Di Martino ha raccolto il testimone di Ivan Silvestrini, che ha diretto Mare Fuori dalla seconda alla quarta stagione. La sua reinterpretazione della storia è più intima, quasi onirica. Su Rai2 dal 26 marzo, Mare Fuori 5 si concentra soprattutto su Rosa Ricci (Maria Esposito): dopo aver lasciato Carmine (Massimiliano Caiazzo) all'altare, la ragazza è pronta a vendicare la sua famiglia.
Mentre cerca nuovi alleati, all'IPM arrivano tanti nuovi personaggi. Nella nostra intervista Di Martino ci spiega come ha lavorato sulla fotografia, sulle scene oniriche e soprattutto ci racconta quanto si è divertito a sperimentare con la macchina da presa.
Mare Fuori 5: intervista a Ludovico Di Martino
Quando gli diciamo che i primi episodi di Mare fuori 5 ci hanno ricordato i film di Lynch Di Martino ride: "Da una parte mi viene la pelle d'oca, dall'altra mi sento minuscolo!
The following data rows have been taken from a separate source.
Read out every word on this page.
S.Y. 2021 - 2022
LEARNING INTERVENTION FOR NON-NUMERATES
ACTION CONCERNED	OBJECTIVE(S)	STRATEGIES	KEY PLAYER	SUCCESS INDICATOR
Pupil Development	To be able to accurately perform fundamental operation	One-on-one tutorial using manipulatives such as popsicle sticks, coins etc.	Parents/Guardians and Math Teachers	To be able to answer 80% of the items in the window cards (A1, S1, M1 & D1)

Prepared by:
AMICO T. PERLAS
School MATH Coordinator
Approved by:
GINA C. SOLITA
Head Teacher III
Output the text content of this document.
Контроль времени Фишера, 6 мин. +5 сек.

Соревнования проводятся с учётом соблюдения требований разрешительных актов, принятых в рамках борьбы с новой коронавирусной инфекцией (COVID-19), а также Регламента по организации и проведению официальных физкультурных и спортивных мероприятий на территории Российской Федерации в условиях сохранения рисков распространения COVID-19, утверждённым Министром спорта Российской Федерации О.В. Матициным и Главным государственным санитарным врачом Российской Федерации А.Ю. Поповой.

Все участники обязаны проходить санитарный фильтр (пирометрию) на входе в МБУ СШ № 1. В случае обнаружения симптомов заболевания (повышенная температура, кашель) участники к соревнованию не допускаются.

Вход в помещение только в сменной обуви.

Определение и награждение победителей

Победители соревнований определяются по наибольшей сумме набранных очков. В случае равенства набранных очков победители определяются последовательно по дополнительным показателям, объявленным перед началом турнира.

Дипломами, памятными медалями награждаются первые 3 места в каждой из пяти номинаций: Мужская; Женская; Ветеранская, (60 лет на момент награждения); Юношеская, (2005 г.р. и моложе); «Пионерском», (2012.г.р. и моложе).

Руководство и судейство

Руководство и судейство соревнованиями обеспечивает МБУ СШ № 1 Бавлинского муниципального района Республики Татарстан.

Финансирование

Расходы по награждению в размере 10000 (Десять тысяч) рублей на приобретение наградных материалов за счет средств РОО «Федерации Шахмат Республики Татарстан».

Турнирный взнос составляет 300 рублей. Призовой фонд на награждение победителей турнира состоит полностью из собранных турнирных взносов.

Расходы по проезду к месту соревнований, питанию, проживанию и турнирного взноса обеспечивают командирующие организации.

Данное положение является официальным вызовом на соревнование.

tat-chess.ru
Quello che accade è sempre inconscio. L'importante è lavorare in libertà, perché così escono fuori le cose che uno vede e con cui è cresciuto".
Sulla componente onirica della stagione aggiunge: "Sicuramente c'è, forte: ho cercato di rendere visivamente questo desiderio di evadere dal carcere. Mi è sembrato un modo, quasi scontato, di portare fuori e da qualche altra parte questi personaggi rinchiusi tra quattro mura. Ciò che accade durante una reclusione è quello".
La regia giocosa

La regia di Ludovico Di Martino in Mare Fuori 5 ricorda un po' quando in Boris - La serie dicono a René Ferretti che si deve divertire. Il regista effettivamente sperimenta: fa uso di carrelli, slow motion, gioca tanto con i chiaroscuro e le silhouette degli attori. È stato bello? A quanto pare sì: "Come me l'abbiano permesso è una domanda a cui non ho una risposta, ma che sicuramente mi porto dietro. Credo fosse necessario: questa è una serie arrivata in un punto così alto, sia di pubblico che di tutto il resto, che aveva bisogno di un cambiamento. Quando me l'hanno proposto mi sono chiesto perché proprio a me".
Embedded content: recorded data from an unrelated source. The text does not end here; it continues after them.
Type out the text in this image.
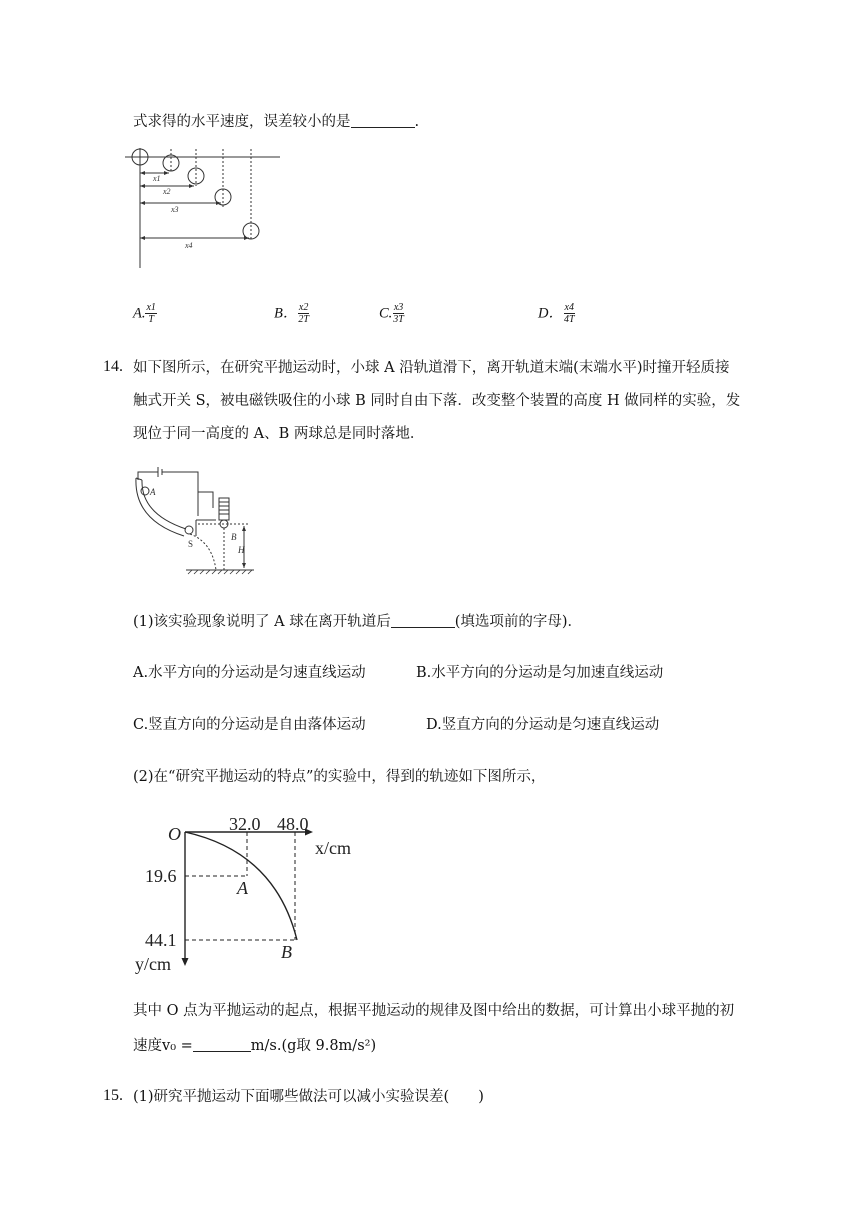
式求得的水平速度，误差较小的是	.
x1
x2
x3
x4
A. $\frac{x1}{T}$	B． $\frac{x2}{2T}$	C. $\frac{x3}{3T}$	D． $\frac{x4}{4T}$
14. 如下图所示，在研究平抛运动时，小球 A 沿轨道滑下，离开轨道末端(末端水平)时撞开轻质接
触式开关 S，被电磁铁吸住的小球 B 同时自由下落．改变整个装置的高度 H 做同样的实验，发
现位于同一高度的 A、B 两球总是同时落地．
A
S
B
H
(1)该实验现象说明了 A 球在离开轨道后	(填选项前的字母)．
A.水平方向的分运动是匀速直线运动	B.水平方向的分运动是匀加速直线运动
C.竖直方向的分运动是自由落体运动	D.竖直方向的分运动是匀速直线运动
(2)在“研究平抛运动的特点”的实验中，得到的轨迹如下图所示，
O	32.0 48.0
x/cm
19.6
44.1
y/cm
A
B
其中 O 点为平抛运动的起点，根据平抛运动的规律及图中给出的数据，可计算出小球平抛的初
速度v₀ =	m/s.(g取 9.8m/s²)
15. (1)研究平抛运动下面哪些做法可以减小实验误差(　　)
"Avevano bisogno di un cambio e io gliel'ho dato. Spero di esserci riuscito. E poi la storia di questa stagione permetteva un lavoro sicuramente più introiettato verso l'intimità dei personaggi. Volevo enfatizzare, più che le loro reazioni, il loro dialogo con loro stessi. E poi ci siamo proprio divertiti: è un set talmente complesso, fatto di tempi folli, in cui si corre talmente tanto, che è necessaria una pancia, un istinto che producono poi, a tutti gli effetti, delle cose che possono rasentare la sperimentazione".
L'influenza di Harry Potter
In una scena c'è uno specchio che ricorda molto lo specchio delle Brame di Harry Potter. Non è un caso: "Quando cercavo di spiegare la direzione che volevo prendere, raccontavo Il prigioniero di Azkaban! Sempre prendendo le dovute distanze, ho cercato di fare con la serie quello che ha fatto Cuarón con Harry Potter. Perché corrisponde alla fase di crescita di questi ragazzi: nel caso di Harry Potter il terzo film cambia il tono del racconto. E lo cambia perché i personaggi cambiano. E cambiano perché iniziano a crescere. Non sono più dei bambini, o dei ragazzi, ma iniziano a essere degli adulti. Hanno delle responsabilità e sono costretti a relazionarsi con loro stessi".

Rimanendo in tema, com'è lavorare a una storia in cui sono tutti Serpeverde? Di Martino: "È sicuramente affascinante. Perché, secondo me, nella vita siamo tutti Serpeverde. Vorremmo essere Grifondoro, come lo stesso Harry Potter, ma siamo tutti Serpeverde".